While improving your credit takes time, there’s a faster way to reduce your insurance costs—especially if your credit is currently less than ideal: taking a state-approved defensive driving course.

Here’s how these courses can help:

  • Insurance Discounts – Many insurers offer up to 10% off your premium for completing an approved course. In states like New York, this discount can last for three years.
  • Point Reduction—If you’ve received a traffic ticket, a defensive driving course may reduce points on your license, helping you avoid rate hikes.
  • Risk Reduction – Defensive driving teaches habits that make you statistically less likely to file claims—making you a lower risk for insurers.

While your credit score might label you “high risk,” completing a defensive driving course proves to insurers that you take safety seriously—and that can result in immediate savings.

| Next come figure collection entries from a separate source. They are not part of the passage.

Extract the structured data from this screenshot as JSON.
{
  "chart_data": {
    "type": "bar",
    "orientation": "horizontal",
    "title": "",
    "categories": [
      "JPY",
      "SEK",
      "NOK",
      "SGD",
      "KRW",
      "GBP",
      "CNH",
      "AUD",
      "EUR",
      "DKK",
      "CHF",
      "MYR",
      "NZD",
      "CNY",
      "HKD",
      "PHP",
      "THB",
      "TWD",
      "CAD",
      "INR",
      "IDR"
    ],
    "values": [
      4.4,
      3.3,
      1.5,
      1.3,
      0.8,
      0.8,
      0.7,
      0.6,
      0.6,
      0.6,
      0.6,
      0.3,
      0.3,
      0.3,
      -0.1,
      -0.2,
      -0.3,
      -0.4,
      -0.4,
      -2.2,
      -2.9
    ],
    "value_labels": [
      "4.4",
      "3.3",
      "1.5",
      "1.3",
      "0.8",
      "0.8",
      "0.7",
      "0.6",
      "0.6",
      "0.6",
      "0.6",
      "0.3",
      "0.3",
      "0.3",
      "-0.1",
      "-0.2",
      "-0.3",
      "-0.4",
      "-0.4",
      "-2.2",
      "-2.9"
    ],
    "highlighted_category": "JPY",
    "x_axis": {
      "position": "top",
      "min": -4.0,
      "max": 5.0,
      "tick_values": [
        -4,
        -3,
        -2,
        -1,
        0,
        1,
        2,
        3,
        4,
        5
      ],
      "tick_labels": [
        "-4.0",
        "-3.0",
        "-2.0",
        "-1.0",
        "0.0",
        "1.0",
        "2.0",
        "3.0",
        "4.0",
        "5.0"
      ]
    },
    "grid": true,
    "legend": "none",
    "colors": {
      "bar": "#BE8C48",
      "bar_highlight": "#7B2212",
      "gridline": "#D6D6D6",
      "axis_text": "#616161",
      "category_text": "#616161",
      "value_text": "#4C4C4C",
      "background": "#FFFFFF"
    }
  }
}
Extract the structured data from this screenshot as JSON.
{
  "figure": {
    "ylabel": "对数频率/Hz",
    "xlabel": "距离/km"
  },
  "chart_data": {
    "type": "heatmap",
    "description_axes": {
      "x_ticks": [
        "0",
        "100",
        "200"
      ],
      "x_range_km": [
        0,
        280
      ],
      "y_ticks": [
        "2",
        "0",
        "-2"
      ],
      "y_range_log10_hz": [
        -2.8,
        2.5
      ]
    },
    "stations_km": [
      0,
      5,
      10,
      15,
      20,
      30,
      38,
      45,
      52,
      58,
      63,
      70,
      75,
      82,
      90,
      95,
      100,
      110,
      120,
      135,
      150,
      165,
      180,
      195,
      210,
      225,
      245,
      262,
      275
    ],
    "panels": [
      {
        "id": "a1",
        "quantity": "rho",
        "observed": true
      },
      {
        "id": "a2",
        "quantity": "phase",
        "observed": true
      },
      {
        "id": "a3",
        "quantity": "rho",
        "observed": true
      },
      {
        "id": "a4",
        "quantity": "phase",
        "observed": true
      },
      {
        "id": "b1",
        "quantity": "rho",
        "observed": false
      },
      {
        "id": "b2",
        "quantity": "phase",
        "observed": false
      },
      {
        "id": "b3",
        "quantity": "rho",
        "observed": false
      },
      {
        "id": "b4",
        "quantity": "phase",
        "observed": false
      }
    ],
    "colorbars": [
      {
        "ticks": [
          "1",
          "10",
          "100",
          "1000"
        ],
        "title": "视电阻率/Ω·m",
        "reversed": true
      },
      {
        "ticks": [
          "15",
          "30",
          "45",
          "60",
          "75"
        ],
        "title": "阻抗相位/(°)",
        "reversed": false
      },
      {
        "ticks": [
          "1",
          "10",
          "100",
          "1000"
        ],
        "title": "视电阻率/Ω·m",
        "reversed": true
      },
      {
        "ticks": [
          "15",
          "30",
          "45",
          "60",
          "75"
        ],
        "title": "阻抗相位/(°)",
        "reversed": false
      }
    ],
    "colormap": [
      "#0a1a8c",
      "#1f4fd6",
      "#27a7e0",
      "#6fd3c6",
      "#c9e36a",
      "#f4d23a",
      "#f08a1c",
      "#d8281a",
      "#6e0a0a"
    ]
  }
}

Putting It All Together: What Drivers Should Do Next

You’re not alone if you’re facing high auto insurance premiums due to a low credit score. The key is to act on two fronts:

  1. Improve your credit by paying bills on time, reducing debt, and maintaining good financial habits.
  2. Take a defensive driving course, ask about safe driver or bundling discounts, and compare rates across providers to find immediate savings.

Being proactive can save you hundreds of dollars a year and give you more control over your financial future.

Final Thoughts

Your credit score may not have anything to do with your driving ability—but for many insurers, it’s a central piece of the pricing puzzle. Understanding how it affects your premiums is the first step toward reducing costs.

And while improving your credit takes time, there are smart, immediate moves you can make today, like enrolling in a defensive driving course, that can help you save money immediately.

Drive smart. Stay informed. And take control of what you pay.